Groups and circles sprang up to address the issues for people who felt they were living in the margins, tackling internalised oppression, at the same time mass activism waned and self-help books flourished.

Therapy culture had its foibles.

A less attractive aspect is the de-politicisation of empathy and relativity towards cultural and embodied distress. This heightened idea around structural causes of inequalities and the administration of power got in the way of the development of brand me.

Everyday psychology and therapies have served the Neo liberal ideology very well. Encouraging individuals to be responsible for their own autonomy and behaviour. CBT, for example, provided a window to view personality traits which did not fit with the free market, material environments and belief systems, did this amplify or negate mental stress, poverty or hopelessness?

We live in a world that pushes us ever deeper into isolation and discrimination.

This is fuelled by a media that shapes our inner landscape thus reproducing the phenomena in the exoteric. Therapy culture provides a helpful solution to the problem, it begs the question: are therapists and coaches and consultants actually exponents of the self or are they marionettes of the media and political circus? (3 of Swords).

How conscious are we of the drive to ‘help’ others, which, frankly, is never a good idea!

It could be true to say that therapists are the great enablers of Neo liberalism. All the while we were thinking that we are empowering and enabling the individual, when in fact we were creating comfort zones to abide in a cultural norm. We became the Hierophant, a new style of dogma is once more the soma for the masses, not only that but it puts people like Trump in power and keeps them there (7 of Pentacles).

Psychocentrism operates within the parameters of change; we are witnessing a call for change. This could be the natural order of things yet there are many mixed messages to contend with, as a collective to find strength but the individual, or at least the individual that can operate in a free market is the likeliest to succeed. Trump and others like him are there because he represents something deep within that has percolated to the surface to find expression.

Self made man is all very well, as is the utilitarian view of serving the greater good but the individual has to see that this operates on many levels. Homogeny dictates the two, self and greater good, us and them, will not entwine. A new kind of hero is born.

I think that there is a need for the radicalisation of therapy goals.

Attention must be paid to the fact that therapy does not create new paradigms but merely sustains the status quo. When we talk about ‘living the dream’, whose dream are we referring to?

Good therapy revitalises the tools we are given to thrive and strive and to live the life we were born to. This is not a new concept, but there is room for change. Perhaps anarchy is called for but this anarchy has to start within. Change can’t happen from the outside, it has to emerge from the spirit.

Art and the counterculture will offer moments for reflection.

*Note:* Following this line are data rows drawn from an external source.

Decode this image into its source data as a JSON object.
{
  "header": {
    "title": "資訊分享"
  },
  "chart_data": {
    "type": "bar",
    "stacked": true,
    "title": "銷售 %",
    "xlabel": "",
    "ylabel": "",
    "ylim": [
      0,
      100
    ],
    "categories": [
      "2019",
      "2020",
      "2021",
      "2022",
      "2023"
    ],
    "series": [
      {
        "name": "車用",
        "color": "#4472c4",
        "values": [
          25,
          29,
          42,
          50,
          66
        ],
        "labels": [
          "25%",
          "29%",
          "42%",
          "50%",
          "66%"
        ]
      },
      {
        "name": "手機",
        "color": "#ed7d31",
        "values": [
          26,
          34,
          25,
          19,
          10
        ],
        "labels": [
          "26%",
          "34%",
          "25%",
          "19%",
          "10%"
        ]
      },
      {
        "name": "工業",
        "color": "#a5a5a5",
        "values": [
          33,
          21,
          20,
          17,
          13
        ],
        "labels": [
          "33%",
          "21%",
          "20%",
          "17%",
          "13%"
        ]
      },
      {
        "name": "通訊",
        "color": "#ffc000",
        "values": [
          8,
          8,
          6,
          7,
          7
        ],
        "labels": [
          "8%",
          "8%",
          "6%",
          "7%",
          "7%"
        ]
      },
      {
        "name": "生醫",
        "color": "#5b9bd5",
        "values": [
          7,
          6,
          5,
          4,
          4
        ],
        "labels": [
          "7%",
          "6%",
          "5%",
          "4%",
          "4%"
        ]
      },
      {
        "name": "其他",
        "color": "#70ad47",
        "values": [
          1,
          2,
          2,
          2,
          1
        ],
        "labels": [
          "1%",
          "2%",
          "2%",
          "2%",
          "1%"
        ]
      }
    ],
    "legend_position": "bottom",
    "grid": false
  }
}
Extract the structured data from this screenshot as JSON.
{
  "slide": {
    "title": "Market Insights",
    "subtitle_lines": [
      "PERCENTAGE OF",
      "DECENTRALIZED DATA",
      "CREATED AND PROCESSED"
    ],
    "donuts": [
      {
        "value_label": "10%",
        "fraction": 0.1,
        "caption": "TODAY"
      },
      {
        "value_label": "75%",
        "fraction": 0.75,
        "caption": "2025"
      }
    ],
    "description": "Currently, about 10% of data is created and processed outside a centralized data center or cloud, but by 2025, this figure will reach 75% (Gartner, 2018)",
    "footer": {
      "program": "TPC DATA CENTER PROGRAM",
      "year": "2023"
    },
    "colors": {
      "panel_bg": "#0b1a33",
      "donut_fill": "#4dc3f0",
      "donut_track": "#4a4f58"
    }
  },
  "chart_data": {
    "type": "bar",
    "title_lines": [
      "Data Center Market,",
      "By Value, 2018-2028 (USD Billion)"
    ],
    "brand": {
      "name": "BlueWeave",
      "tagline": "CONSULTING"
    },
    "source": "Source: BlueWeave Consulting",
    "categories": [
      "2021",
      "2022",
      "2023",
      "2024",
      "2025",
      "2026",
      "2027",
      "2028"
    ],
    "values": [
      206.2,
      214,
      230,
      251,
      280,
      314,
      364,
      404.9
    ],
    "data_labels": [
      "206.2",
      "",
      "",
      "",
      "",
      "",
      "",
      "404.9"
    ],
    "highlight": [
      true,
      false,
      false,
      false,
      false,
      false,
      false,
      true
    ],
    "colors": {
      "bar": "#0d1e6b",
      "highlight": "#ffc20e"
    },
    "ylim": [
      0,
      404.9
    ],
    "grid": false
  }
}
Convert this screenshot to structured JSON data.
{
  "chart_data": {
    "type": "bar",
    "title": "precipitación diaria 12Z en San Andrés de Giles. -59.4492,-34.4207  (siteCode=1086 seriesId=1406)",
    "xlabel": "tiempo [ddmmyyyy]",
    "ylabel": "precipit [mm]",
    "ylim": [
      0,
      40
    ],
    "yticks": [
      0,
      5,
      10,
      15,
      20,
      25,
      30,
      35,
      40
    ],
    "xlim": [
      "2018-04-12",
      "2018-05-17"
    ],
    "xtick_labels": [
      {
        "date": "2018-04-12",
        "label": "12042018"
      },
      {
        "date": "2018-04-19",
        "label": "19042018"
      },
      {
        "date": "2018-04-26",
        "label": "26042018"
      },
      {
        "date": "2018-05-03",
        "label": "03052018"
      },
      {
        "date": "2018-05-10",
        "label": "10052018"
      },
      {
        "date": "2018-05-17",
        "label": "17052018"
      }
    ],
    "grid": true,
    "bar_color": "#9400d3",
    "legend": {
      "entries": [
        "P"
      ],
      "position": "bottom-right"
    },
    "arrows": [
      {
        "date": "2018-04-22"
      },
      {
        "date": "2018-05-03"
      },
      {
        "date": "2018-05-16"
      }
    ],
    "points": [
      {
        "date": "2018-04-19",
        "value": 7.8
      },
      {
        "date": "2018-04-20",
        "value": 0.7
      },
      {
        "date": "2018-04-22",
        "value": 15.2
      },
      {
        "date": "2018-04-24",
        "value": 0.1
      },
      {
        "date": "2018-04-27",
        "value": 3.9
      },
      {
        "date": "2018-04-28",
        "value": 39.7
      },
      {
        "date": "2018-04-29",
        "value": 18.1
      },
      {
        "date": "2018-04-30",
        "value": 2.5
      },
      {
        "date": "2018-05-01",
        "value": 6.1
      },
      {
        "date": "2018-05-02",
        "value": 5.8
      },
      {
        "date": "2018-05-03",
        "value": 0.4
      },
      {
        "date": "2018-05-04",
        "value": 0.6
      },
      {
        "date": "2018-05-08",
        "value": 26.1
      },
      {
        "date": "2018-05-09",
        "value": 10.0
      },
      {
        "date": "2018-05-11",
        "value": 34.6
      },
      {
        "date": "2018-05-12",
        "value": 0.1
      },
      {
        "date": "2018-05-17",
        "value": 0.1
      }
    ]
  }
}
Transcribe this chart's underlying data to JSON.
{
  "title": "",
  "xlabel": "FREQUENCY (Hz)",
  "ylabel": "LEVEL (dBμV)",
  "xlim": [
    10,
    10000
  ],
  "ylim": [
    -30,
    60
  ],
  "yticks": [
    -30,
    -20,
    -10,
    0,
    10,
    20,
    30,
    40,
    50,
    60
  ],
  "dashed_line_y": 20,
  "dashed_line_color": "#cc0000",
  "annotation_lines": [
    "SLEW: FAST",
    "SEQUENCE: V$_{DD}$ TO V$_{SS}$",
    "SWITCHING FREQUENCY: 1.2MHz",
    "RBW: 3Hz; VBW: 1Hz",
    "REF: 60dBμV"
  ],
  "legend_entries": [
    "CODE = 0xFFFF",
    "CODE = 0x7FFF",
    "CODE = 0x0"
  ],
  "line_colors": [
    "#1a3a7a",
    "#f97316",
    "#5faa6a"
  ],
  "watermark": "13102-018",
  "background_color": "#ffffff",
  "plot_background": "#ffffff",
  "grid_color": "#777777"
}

Great art emerges from the angry and marginalised, the artist carries the actual wound of the cultural psyche. Public art and self-empowerment balance out the opposing factors. Will therapies, like art, redeem itself by becoming the activist?

At this time it is perhaps prudent to see Brand me as an illusion, our focus might be Brand us. Personal achievement is collective achievement.

We are here to do the great work. It is not about who is right but what is right. As our calling gets stronger, so must our awareness, when we hold the energy for another, it must be our finest work of art (Temperance).